Mannus: the same word as English `man’
editum terra: born from the earth
Ingaevones, medii Herminones, ceteri Istaevones: that is the near the ocean, in the middle of Germania and along the Rhine
originem gentis conditoremque: (hendiadys) `forefather of the people’  (some editions have conditoresque, taking Tuisto and Mannus together as forefathers)
quidam:  now lost Roman sources?  Germanic speakers providing information? Probably the first. The remainder of  c.2 is depending on quidam…adfirmant
ut in licentia vetustatis (fit): as happens within the margins allowed by antiquity
pluris deo ortos plurisque gentis appellationes: that more (pluris = plures) (sons) are borne from god and more names of a tribe. (What follows is an asyndetic  enumeration)
ceterum: to the contrary
Germaniae vocabulum: the name `Germania’
ac nunc Tungri, tunc Germani vocati sint:  this belongs to the most disputed passages in Latin literature. Clear is that from the tribal name Germani the whole area with Germanic tribes has been designated. The etymology of the name Germani is unclear, but probably not Celtic, as has been suggested by some. Roman folk etymology readily derived it from Latin germanus `brother’, but this is of course of no great help.  I am of Germanic stock, but have no clue what that name means. Let’s hope that germani doesn’t mean `ass-holes’…
ita nationis nomen, non gentis evaluisse paulatim:  thus what has been a tribal, not national  name,  prevailed gradually (Furneaux)
ut omnes primum a victore ob metum, mox etiam a se ipsis, invento nomine Germani vocarentur:  so that all were initially called germani after the victor because of  fear (the fear they inspired), soon however they were called by themselves  with this recently acquired name.

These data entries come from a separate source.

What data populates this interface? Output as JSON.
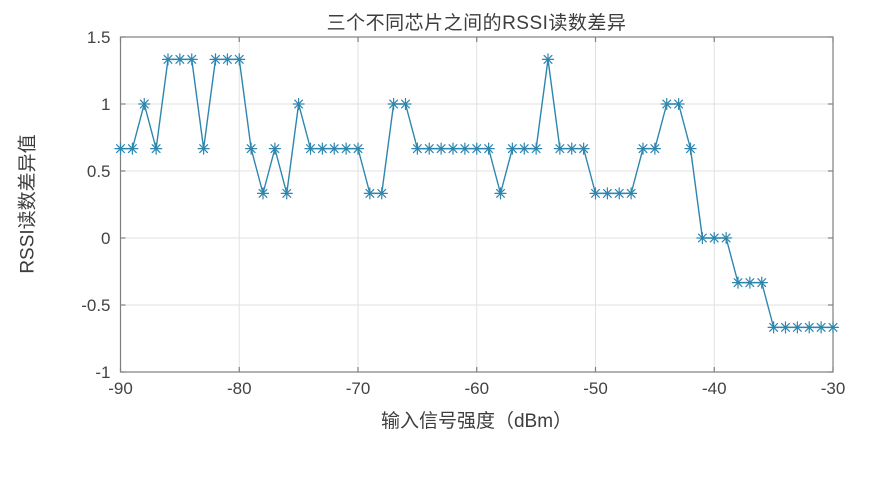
{
  "figure": {
    "title": "三个不同芯片之间的RSSI读数差异",
    "xlabel": "输入信号强度（dBm）",
    "ylabel": "RSSI读数差异值"
  },
  "chart_data": {
    "type": "line",
    "title": "三个不同芯片之间的RSSI读数差异",
    "xlabel": "输入信号强度（dBm）",
    "ylabel": "RSSI读数差异值",
    "legend_position": "none",
    "grid": true,
    "marker": "asterisk",
    "line_color": "#2E86AE",
    "grid_color": "#E2E2E2",
    "axis_color": "#7F7F7F",
    "text_color": "#434343",
    "xlim": [
      -90,
      -30
    ],
    "ylim": [
      -1,
      1.5
    ],
    "xticks": [
      -90,
      -80,
      -70,
      -60,
      -50,
      -40,
      -30
    ],
    "yticks": [
      -1,
      -0.5,
      0,
      0.5,
      1,
      1.5
    ],
    "x": [
      -90,
      -89,
      -88,
      -87,
      -86,
      -85,
      -84,
      -83,
      -82,
      -81,
      -80,
      -79,
      -78,
      -77,
      -76,
      -75,
      -74,
      -73,
      -72,
      -71,
      -70,
      -69,
      -68,
      -67,
      -66,
      -65,
      -64,
      -63,
      -62,
      -61,
      -60,
      -59,
      -58,
      -57,
      -56,
      -55,
      -54,
      -53,
      -52,
      -51,
      -50,
      -49,
      -48,
      -47,
      -46,
      -45,
      -44,
      -43,
      -42,
      -41,
      -40,
      -39,
      -38,
      -37,
      -36,
      -35,
      -34,
      -33,
      -32,
      -31,
      -30
    ],
    "y": [
      0.667,
      0.667,
      1,
      0.667,
      1.333,
      1.333,
      1.333,
      0.667,
      1.333,
      1.333,
      1.333,
      0.667,
      0.333,
      0.667,
      0.333,
      1,
      0.667,
      0.667,
      0.667,
      0.667,
      0.667,
      0.333,
      0.333,
      1,
      1,
      0.667,
      0.667,
      0.667,
      0.667,
      0.667,
      0.667,
      0.667,
      0.333,
      0.667,
      0.667,
      0.667,
      1.333,
      0.667,
      0.667,
      0.667,
      0.333,
      0.333,
      0.333,
      0.333,
      0.667,
      0.667,
      1,
      1,
      0.667,
      0,
      0,
      0,
      -0.333,
      -0.333,
      -0.333,
      -0.667,
      -0.667,
      -0.667,
      -0.667,
      -0.667,
      -0.667
    ]
  }
}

(But the sentence is difficult and the exact meaning is disputed. Tacitus is wrong in asserting that they called themselves Germani: they did only so when in Roman service.)
   

Translation by Alfred John Church and William Jackson Brodribb , 1876.

The Germans themselves I should regard as aboriginal, and not mixed at all with other races through immigration or intercourse. For, in former times, it was not by land but on shipboard that those who sought to emigrate would arrive; and the boundless and, so to speak, hostile ocean beyond us, is seldom entered by a sail from our world. And, beside the perils of rough and unknown seas, who would leave Asia, or Africa, or Italy for Germany, with its wild country, its inclement skies, its sullen manners and aspect, unless indeed it were his home? In their ancient songs, their only way of remembering or recording the past, they celebrate an earth-born god, Tuisco, and his son Mannus, as the origin of their race, as their founders. To Mannus they assign three sons, from whose names, they say, the coast tribes are called Ingævones; those of the interior, Herminones; all the rest, Istævones. Some, with the freedom of conjecture permitted by antiquity, assert that the god had several descendants, and the nation several appellations, as Marsi, Gambrivii, Suevi, Vandilii, and that these are genuine old names. The name Germany, on the other hand, they say, is modern and newly introduced, from the fact that the tribes which first crossed the Rhine and drove out the Gauls, and are now called Tungrians, were then called Germans. Thus what was the name of a tribe, and not of a race, gradually prevailed, till all called themselves by this self-invented name of Germans, which the conquerors had first employed to inspire terror.